The MTC combines volume level control, source switching and loudspeaker management for stereo monitoring with comfortable talkback and cue mixing functions. A fully analog design dispenses with VCAs, DACs, etc., providing loss-free signal processing. The I/O section includes six rear-panel stereo inputs (four balanced, two unbalanced sources), balanced XLR outputs for three loudspeaker pairs and a slave output.
The organizational focus that such essential services bring, coupled with an extraordinary tonal quality, makes possible an unrivaled convenience in DAW-based monitor management – in all areas of stereo audio production from recording studios over movie and video post production to game/multimedia production.
- A fully discrete, analog design dispenses with VCAs, DACs, etc., providing loss-free signal processing
- Six rear-panel stereo inputs (four balanced and two unbalanced sources), balanced XLR outputs for three loudspeaker pairs, slave output
- Monitoring: source and loudspeaker selection, mono, dim, mute, switchable headphone output
- Talkback: built in microphone, separate output, footswitch input
- Cue-Mix: separate output, musician level, mix level and volume controls
- SPL‘s custom-made balancing stages for the MTC‘s I/O architecture ensure extended frequency range up to 100 kHz, exceptional dynamic spectrum and excellent common mode rejection
- The rugged and ergonomic desktop enclosure with slanted front panel harmonizes perfectly with the desktop production environment
- Made in Germany
The advantages of the MTC become especially apparent in combination with modern audio and video production tools such as ProTools™, Nuendo™, Cubase™, Logic™, Deck™ etc. Monitor levels and source management can be handled independently of the software and with virtually no loss in quality. You no longer need to set up additional aux sends for monitoring. In addition, you won‘t have to worry about over- or underdriving the converters due to monitor levels.

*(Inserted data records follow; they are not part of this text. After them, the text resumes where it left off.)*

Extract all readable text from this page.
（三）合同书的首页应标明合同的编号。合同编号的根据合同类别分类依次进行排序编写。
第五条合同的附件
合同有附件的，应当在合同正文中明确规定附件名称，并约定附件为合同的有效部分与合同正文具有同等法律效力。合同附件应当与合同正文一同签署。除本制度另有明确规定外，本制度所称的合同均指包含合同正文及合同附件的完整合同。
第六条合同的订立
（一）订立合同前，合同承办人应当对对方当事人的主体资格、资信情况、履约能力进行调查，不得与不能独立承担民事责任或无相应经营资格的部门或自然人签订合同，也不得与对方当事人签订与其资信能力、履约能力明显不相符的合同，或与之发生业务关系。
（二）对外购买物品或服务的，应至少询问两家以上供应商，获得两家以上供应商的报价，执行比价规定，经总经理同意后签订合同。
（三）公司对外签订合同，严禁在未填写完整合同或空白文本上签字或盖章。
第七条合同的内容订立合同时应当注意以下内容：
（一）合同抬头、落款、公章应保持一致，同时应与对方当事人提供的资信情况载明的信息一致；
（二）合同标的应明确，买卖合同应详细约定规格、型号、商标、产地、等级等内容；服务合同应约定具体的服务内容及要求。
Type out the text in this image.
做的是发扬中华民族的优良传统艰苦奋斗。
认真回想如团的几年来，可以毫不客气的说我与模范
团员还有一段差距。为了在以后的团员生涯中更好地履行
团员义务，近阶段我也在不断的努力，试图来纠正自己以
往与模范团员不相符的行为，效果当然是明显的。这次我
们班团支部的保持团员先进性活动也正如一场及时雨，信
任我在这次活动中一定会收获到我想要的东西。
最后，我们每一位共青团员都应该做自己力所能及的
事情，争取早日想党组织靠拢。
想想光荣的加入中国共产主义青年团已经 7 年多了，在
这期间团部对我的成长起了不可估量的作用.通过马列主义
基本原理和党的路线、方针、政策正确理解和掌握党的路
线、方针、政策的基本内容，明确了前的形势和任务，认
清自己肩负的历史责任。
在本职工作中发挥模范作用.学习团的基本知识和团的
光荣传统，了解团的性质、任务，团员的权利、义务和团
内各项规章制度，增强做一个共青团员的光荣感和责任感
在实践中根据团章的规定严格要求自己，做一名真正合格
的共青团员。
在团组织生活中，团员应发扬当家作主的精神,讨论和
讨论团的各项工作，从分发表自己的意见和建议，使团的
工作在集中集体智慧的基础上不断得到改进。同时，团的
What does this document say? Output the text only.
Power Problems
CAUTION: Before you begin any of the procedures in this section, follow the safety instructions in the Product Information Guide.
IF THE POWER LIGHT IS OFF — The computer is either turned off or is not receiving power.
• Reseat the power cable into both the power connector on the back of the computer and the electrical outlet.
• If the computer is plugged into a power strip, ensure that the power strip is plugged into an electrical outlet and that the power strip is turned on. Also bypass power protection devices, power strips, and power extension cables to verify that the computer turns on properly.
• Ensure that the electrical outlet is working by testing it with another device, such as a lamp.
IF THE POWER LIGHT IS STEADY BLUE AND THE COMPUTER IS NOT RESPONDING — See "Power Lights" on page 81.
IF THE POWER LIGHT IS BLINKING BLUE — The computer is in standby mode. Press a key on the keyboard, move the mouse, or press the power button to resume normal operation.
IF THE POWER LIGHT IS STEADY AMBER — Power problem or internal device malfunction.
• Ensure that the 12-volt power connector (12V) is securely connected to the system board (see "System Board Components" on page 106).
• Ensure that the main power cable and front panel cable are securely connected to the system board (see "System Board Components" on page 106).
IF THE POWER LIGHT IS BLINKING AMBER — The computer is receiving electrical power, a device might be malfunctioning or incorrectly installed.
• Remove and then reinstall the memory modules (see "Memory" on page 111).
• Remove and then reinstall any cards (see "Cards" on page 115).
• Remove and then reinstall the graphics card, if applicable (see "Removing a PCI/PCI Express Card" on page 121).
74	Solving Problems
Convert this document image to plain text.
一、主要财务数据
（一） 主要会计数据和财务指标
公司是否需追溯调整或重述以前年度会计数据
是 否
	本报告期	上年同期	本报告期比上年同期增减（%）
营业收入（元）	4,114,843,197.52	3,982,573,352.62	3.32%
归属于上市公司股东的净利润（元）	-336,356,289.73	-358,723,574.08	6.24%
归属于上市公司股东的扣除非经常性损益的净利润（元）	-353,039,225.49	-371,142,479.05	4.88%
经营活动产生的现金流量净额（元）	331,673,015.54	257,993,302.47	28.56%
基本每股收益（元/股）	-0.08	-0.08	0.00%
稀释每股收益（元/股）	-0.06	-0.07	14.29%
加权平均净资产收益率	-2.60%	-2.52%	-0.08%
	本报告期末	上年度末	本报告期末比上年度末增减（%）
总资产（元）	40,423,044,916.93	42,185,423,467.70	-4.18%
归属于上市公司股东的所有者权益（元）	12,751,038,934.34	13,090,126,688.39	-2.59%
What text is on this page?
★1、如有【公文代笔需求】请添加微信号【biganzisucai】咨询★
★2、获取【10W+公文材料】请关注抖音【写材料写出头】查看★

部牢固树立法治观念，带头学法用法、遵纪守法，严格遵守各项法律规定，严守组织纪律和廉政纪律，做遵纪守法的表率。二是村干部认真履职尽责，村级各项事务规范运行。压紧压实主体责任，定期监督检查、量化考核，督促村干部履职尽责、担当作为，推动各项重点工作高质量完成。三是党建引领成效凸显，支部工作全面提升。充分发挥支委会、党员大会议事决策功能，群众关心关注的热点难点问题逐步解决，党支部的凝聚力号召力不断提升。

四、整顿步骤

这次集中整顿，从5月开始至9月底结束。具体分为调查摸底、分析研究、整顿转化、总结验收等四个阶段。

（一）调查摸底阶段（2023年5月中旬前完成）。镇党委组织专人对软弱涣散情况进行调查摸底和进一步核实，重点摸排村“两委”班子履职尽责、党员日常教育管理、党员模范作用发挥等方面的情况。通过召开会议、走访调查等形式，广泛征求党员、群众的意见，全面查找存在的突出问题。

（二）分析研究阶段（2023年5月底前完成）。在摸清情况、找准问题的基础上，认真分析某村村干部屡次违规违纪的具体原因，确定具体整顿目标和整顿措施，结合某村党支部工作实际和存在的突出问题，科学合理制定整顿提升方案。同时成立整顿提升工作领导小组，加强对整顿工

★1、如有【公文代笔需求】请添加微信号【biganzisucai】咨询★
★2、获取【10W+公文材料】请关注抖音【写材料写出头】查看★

The master volume potentiometer globally controls volume for up to three stereo speaker pairs. This analog control regulates the audio signal directly to avoid any coloration/distortion typical of VCAs, DCAs, etc., which require higher inter-channel tolerances and tend toward higher distortion figures. Moreover, this potentiometer possesses an optimal rotational torque and “feel” for precise hand control.
Cue Mix and Talkback
The latency-free cue mix signal for the musician can be composed of the musician’s track and the track mix. The Talkback communications option via built-in microphone provides a footswitch input for remote control and a separate output with the dry talkback signal. These features mean that monitoring in any DAW-based studio now can be expanded to include the kind of essential functionality that to now has only been available in large analog consoles.
The "Talk Out" connection routes the dry talkback mic signal through its balanced 1/4 inch jack to create an alternative listening option (for example, to another room).
This function is particularly useful when, for instance, the engineer wishes to avoid forcing all performers in the recording room to wear headphones. Also advertising narrators are not often happy wearing headphones. Routing through the "Talk Out" circuit, the engineer can communicate directly to narrators or musicians over an active monitor placed in the recording room.
This 1/4 inch footswitch input can accept an on/off switch or key that allows remote control of the Talkback function. Any sort of switch or key (including footswitches familiar to keyboard players) can be used here.
This is where your headphone can be connected for monitoring the control room mix—in parallel to the chosen loudspeaker monitor pair. The headphone output can be toggled in or out with the HP On switch, so muting is possible without having to detach it each time.
The balanced 1/4 inch "Slave Out" jacks provide for summed output of all active 2Tr inputs (Mix, 2TrA to 2TrD). As an example, the monitor signal may also be routed to a recording medium, or, while one listens to a CD player, the output may simultaneously be routed to a DAW. You may likewise connect stereo metering equipment.
The musician‘s signal (coming from the Musician input) is not routed to the Slave Out, as it is only used for latency-free monitoring, but not for recording.